Wednesday, March 21, 2012

Learning to Make Cheese

Cheese making is an art form that until I started to shop more locally I never even thought about attempting to learn.  In recent years I've been thinking more about supporting local farmers and wanting to know more about where my food comes from.

I live in a suburb of Philadelphia but I work about an hour north of the city. This area is rural and it's easy to find fresh milk and vegetables, but finding a local source of cheese and yogurt has been more of a challenge.
I started thinking about trying to make my own cheese about a year ago, but it look the Urban Farm Handbook Challenge to motivate me to try it.

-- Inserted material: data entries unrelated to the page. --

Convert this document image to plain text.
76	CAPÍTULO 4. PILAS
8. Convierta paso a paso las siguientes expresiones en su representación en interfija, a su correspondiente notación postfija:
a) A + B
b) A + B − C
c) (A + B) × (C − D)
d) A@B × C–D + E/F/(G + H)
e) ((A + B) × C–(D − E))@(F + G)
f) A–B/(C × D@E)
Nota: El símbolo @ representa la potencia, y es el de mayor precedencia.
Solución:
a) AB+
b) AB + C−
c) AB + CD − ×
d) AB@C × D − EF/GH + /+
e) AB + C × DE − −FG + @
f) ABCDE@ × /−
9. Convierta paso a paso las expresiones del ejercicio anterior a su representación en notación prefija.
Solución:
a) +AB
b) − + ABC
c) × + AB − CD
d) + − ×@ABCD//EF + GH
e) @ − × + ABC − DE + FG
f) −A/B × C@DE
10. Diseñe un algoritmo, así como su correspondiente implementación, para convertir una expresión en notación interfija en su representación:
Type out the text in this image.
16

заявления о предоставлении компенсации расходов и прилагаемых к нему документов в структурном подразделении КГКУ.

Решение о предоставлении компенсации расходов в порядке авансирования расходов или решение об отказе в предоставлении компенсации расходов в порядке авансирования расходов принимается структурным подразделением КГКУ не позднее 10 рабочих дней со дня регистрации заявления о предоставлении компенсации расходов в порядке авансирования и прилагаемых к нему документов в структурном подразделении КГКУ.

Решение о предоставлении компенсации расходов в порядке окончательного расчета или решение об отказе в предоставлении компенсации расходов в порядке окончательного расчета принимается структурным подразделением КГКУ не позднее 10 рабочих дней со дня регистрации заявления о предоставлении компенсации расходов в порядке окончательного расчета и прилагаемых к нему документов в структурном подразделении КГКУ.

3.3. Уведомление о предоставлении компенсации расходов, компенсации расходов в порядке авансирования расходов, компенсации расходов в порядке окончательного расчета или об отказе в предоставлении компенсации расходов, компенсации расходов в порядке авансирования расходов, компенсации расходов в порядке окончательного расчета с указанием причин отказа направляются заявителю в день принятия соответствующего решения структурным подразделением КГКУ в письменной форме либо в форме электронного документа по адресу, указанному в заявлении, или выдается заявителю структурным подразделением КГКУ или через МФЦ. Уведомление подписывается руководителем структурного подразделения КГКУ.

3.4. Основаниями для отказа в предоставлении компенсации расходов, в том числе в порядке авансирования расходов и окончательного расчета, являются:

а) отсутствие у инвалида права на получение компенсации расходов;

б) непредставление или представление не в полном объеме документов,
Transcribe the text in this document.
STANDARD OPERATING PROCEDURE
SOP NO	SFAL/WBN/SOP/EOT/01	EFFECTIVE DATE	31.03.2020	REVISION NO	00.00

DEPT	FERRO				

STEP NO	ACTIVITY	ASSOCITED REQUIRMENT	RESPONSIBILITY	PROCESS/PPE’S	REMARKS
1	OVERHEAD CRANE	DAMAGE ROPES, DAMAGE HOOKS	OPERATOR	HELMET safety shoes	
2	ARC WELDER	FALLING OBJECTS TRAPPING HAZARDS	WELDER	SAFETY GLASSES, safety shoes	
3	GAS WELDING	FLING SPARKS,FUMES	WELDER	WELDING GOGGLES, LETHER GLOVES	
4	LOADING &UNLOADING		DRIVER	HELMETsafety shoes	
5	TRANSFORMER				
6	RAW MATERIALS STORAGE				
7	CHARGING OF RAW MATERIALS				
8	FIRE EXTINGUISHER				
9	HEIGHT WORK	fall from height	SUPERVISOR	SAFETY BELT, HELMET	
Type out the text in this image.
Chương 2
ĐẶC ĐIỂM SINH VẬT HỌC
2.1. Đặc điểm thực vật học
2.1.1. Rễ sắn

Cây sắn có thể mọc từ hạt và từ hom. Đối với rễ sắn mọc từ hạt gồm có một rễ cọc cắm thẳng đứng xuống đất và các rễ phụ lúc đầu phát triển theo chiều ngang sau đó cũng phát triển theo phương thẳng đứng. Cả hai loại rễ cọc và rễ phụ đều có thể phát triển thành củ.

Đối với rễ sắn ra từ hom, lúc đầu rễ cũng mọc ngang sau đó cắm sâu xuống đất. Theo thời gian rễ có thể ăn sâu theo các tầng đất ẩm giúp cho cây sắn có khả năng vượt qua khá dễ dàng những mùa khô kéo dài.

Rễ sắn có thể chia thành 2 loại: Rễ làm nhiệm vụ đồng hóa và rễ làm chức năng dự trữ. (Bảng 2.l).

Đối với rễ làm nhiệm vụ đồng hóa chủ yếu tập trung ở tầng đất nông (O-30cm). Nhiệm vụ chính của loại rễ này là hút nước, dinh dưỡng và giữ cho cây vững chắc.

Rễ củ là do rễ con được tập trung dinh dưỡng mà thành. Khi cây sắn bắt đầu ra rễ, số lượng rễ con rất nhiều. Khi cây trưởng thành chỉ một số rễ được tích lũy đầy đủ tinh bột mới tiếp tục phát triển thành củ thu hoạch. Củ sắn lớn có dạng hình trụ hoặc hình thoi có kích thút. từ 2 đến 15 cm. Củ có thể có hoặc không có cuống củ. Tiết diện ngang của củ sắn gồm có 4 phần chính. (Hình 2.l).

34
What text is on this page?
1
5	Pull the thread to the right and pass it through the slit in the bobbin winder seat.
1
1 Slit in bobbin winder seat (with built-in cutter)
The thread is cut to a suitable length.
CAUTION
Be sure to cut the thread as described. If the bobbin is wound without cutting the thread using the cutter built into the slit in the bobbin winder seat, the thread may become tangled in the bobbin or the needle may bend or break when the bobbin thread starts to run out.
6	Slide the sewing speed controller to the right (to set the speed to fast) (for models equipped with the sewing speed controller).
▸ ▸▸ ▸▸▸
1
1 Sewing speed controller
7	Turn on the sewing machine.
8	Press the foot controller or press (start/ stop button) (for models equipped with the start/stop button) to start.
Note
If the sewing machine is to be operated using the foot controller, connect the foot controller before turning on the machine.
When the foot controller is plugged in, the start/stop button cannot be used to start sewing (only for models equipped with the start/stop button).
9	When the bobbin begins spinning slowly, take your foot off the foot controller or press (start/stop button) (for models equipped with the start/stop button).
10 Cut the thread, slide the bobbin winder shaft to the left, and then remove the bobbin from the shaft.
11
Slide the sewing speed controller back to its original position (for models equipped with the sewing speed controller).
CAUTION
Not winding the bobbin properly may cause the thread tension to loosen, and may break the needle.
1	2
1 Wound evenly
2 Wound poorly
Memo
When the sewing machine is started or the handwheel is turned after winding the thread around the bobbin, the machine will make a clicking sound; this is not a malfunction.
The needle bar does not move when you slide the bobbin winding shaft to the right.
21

The monthly challenge for Februray was Soil Building. I spent some time learning more about how to prep the soil in my raised beds and built a temporary compost bin. It was an inexpensive, fast way to get my pile started (I had one of those black plastic towers at my old house.) Later this year I plan to construct a multi-bin system.

This month the challenge is Home Dairy. Besides the Urban farm Handbook I also purchased another book Home Dairy  by Ashley English from the Homemade Living Series. I have to say I love this book. The recipes are simple, straight forward and easy to understand.

Before making cheese I needed to buy a few cheese making supplies:

I decided to try to make mozzarella first. It was much easier than I thought it would be.

I used 1 gallon of fresh local milk and ended up with good sized piece of mozzarella. I also made some ricotta from the whey that was left over from the process. 

This is the harder type of mozzarella. Not the type that is softer and in a brine.

Perfect for making pizza!

I would call this adventure a success.


  1. very nice! I like making my own mozzarella and farmers cheese once in a while when I get a whim to do it but we don't eat alot of cheese so it's not often occurance.

    1. I'll have to try the farmer's cheese too. I think I'm going to try feta this weekend if it rains. I love cheese! :)

  2. Wow that is pretty cool. Where did you find your supplies?

    1. I got everything I needed except for the milk at New England Cheesemaking Supply Company (online). They had very fast shipping!

  3. That is awesome. I need to find a source for raw milk in my area. I think I need to get that book too. Thanks for sharing.

    1. Raw milk is best, but if you can't find a good source you can use milk that is not ultra-pasteurized.